Another control method used by the University of California to control barbed goatgrass is the spraying of glyphosate. Used over a two-year period in small areas, glyphosate was able kill barbed goatgrass and all its seedlings. Although the chemical is effective in killing barbed goatgrass, it also kills the other plants in the area. Aminocyclopyrachlor, a new experimental chemical is being used to control barbed goatgrass by the University of California's Weed Science department. It has been shown to be extremely effective, however, aminocyclopyrachlor is not a registered herbicide and as such, widespread use is not yet allowed.

Mowing of the grass is another control method. It allows the grass to be cut before maturing and developing seeds to reproduce, but it is not as effective as the other methods as the deep and established root system of the barbed goatgrass is still in place and can grow again.

==Impact on humans==
Although there are many ways to control the growth of barbed goatgrass, a real solution has not been found in its widespread prevention.
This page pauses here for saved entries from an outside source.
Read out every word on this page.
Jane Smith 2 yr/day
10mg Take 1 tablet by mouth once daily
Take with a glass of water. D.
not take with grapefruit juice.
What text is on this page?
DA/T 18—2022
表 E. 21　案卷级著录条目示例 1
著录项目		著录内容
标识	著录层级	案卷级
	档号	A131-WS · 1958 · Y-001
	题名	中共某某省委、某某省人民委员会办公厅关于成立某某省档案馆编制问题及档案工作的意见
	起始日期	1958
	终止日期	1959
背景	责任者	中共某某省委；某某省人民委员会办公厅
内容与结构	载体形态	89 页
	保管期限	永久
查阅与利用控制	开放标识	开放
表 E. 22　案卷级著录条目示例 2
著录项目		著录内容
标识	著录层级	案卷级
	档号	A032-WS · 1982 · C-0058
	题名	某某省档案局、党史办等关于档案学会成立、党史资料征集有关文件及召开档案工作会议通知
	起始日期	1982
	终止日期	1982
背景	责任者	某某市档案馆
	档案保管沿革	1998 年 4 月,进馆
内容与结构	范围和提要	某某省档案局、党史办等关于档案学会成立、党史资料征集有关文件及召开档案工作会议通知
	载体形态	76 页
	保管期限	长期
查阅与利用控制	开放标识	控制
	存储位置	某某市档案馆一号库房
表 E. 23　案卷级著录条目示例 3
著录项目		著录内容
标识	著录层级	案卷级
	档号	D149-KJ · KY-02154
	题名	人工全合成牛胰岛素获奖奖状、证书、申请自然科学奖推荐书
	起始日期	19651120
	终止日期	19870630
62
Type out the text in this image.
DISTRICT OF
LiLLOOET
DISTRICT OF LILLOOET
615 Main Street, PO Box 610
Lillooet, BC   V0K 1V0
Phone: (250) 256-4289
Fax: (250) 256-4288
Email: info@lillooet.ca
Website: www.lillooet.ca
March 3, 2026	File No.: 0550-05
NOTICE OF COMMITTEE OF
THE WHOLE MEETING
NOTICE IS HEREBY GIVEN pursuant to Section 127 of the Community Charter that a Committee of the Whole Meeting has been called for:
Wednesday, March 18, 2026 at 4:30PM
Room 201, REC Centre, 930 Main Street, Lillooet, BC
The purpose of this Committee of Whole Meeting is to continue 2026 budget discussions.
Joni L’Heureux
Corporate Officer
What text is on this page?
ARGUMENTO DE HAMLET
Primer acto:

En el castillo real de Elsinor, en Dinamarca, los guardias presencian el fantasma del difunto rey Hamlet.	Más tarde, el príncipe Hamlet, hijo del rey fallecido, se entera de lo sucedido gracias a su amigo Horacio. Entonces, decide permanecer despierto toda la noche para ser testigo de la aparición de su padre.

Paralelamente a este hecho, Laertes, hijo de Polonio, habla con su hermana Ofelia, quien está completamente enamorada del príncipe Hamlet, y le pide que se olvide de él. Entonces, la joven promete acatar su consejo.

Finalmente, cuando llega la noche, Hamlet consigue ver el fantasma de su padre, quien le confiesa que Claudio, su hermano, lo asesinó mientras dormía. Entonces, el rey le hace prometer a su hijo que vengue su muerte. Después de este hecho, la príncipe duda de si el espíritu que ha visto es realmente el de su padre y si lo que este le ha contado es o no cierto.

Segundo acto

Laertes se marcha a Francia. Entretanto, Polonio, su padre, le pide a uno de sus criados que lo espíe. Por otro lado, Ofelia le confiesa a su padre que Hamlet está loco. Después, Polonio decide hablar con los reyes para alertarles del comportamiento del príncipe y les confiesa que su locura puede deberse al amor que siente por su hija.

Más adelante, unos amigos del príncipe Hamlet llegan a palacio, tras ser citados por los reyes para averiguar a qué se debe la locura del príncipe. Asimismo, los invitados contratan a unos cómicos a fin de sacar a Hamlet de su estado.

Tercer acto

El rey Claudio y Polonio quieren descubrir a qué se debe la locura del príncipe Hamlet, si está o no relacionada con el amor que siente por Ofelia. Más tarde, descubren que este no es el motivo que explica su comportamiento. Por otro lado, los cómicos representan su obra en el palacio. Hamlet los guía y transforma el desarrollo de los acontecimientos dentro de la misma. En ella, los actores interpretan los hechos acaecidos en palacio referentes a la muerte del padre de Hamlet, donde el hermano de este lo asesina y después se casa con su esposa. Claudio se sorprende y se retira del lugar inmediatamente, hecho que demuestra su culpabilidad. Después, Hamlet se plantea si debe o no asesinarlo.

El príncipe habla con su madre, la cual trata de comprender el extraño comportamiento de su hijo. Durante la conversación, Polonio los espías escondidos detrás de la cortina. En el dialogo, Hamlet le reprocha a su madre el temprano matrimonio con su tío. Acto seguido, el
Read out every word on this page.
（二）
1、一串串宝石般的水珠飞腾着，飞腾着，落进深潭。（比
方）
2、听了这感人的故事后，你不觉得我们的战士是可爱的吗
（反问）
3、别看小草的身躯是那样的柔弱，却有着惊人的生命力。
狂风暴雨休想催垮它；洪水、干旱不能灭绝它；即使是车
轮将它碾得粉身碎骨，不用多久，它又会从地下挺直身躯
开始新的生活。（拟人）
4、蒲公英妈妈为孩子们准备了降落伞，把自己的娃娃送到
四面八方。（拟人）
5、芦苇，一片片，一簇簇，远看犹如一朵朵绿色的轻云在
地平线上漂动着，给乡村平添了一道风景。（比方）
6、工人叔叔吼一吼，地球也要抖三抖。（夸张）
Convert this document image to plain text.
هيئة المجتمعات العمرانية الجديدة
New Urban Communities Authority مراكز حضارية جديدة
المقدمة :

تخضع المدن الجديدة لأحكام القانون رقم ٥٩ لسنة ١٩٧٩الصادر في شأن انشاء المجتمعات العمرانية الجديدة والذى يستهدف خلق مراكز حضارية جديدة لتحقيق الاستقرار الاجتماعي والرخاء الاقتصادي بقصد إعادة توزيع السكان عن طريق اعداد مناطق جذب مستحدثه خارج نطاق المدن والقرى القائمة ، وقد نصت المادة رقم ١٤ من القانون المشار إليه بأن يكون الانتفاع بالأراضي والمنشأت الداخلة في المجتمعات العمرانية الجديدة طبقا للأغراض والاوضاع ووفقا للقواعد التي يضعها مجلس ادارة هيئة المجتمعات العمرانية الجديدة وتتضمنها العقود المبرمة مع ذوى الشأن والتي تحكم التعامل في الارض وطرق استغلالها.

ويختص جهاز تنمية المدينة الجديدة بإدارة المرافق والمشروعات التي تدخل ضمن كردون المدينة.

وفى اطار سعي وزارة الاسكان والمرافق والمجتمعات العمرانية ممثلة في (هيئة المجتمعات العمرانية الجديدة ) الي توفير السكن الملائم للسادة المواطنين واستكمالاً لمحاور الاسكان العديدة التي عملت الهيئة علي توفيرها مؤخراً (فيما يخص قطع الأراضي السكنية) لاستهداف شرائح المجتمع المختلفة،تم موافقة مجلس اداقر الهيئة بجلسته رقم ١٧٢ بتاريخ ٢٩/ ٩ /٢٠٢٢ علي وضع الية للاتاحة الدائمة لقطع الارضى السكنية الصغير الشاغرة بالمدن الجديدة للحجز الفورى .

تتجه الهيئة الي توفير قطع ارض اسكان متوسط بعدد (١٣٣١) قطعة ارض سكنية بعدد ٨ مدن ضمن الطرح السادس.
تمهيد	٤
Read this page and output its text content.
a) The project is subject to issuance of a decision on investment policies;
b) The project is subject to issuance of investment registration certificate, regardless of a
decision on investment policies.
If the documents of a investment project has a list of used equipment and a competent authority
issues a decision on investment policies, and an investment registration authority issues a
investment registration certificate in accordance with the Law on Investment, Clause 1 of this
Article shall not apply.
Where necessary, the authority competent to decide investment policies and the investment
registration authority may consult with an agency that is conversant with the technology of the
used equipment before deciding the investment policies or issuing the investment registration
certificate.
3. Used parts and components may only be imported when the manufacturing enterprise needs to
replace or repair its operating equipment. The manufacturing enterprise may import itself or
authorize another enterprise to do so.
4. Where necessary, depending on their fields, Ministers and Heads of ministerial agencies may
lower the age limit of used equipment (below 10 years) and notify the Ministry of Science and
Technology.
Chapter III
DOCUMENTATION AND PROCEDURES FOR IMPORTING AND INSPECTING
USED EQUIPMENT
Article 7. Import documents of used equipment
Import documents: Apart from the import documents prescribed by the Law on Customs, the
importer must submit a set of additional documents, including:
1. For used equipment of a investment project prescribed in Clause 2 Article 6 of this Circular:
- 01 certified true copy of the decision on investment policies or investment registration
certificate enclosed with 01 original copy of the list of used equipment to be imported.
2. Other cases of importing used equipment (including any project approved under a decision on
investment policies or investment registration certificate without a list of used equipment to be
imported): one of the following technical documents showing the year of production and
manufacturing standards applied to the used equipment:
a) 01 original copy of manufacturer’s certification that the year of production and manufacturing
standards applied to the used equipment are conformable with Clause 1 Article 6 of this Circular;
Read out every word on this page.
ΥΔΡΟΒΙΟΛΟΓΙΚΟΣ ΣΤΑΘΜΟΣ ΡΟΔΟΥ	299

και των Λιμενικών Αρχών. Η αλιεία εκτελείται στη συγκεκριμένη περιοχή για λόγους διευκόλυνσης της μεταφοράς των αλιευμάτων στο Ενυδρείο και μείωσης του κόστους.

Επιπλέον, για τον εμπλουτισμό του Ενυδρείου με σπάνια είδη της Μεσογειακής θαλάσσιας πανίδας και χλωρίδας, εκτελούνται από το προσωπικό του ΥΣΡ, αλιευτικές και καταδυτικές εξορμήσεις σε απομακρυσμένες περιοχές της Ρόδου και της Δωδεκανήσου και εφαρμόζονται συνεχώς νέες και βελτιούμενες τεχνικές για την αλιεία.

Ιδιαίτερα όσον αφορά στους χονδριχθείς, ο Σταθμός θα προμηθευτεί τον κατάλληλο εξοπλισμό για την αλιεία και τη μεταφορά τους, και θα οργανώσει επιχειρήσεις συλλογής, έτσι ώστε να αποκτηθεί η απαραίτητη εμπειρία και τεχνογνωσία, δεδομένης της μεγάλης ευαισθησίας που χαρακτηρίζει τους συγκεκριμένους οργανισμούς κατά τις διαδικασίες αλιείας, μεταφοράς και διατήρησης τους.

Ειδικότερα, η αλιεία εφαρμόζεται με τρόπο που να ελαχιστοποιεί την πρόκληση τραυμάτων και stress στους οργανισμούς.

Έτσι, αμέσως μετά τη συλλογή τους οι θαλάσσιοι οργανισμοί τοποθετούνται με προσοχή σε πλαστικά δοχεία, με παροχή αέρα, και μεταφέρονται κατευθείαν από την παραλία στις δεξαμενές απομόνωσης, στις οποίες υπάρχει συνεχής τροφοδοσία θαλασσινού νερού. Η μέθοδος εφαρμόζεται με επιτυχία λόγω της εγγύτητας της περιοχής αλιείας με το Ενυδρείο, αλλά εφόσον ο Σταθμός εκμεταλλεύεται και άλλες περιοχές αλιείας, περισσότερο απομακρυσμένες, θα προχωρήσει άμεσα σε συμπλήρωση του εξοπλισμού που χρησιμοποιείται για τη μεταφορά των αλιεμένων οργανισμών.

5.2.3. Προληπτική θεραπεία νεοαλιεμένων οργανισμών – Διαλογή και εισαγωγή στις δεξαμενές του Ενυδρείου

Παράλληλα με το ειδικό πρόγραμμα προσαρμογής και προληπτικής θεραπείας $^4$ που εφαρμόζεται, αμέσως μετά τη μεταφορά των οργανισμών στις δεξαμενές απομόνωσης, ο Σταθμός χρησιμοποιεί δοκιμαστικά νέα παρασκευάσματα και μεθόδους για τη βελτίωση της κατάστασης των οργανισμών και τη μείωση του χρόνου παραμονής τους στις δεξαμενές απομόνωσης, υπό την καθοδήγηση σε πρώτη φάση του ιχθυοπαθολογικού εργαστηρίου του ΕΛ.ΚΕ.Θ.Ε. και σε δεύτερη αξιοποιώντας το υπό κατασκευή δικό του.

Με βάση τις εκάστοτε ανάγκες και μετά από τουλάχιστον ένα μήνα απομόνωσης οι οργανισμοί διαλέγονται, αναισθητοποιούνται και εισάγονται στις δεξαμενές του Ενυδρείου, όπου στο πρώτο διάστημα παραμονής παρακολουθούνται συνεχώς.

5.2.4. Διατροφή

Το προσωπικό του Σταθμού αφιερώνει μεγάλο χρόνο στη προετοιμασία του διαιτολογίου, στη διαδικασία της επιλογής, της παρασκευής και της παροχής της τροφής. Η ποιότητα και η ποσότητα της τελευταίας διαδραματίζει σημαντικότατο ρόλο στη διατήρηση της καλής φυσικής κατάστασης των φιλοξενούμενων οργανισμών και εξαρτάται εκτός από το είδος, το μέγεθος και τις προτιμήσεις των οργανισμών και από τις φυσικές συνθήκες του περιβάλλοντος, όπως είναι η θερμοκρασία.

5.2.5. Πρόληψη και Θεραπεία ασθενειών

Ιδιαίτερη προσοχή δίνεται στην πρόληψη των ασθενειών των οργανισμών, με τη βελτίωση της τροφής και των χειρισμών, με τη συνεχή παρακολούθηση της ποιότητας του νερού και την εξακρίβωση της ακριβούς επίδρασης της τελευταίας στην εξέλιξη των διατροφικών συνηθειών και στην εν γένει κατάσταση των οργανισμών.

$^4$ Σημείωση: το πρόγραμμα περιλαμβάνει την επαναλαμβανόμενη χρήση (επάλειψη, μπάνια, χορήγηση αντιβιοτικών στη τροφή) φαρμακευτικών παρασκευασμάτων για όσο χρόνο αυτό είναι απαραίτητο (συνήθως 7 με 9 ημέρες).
Barbed goatgrass cross breeds with different types of wheat, causing the grain to become infertile and unusable for harvest, which hurts the economy of the rural California areas. It can also seriously harm grazing animals by the barbs becoming embedded in their nose, mouth, and eyes, causing farmers and ranchers extra expenses. It reduces the amount of forage in the area, decreases biodiversity and overall degrades the ecosystem it resides in. Studies of the University of California also show that if climate change increased the amount of precipitation in the area, the amount of barbed goatgrass may increase, destroying even more of its ecosystem. Its rapid growth and resiliency against control methods prove that barbed goatgrass is an invasive species that could cause many more problems to the agriculture of California and possibly many other areas if it is not taken care of soon.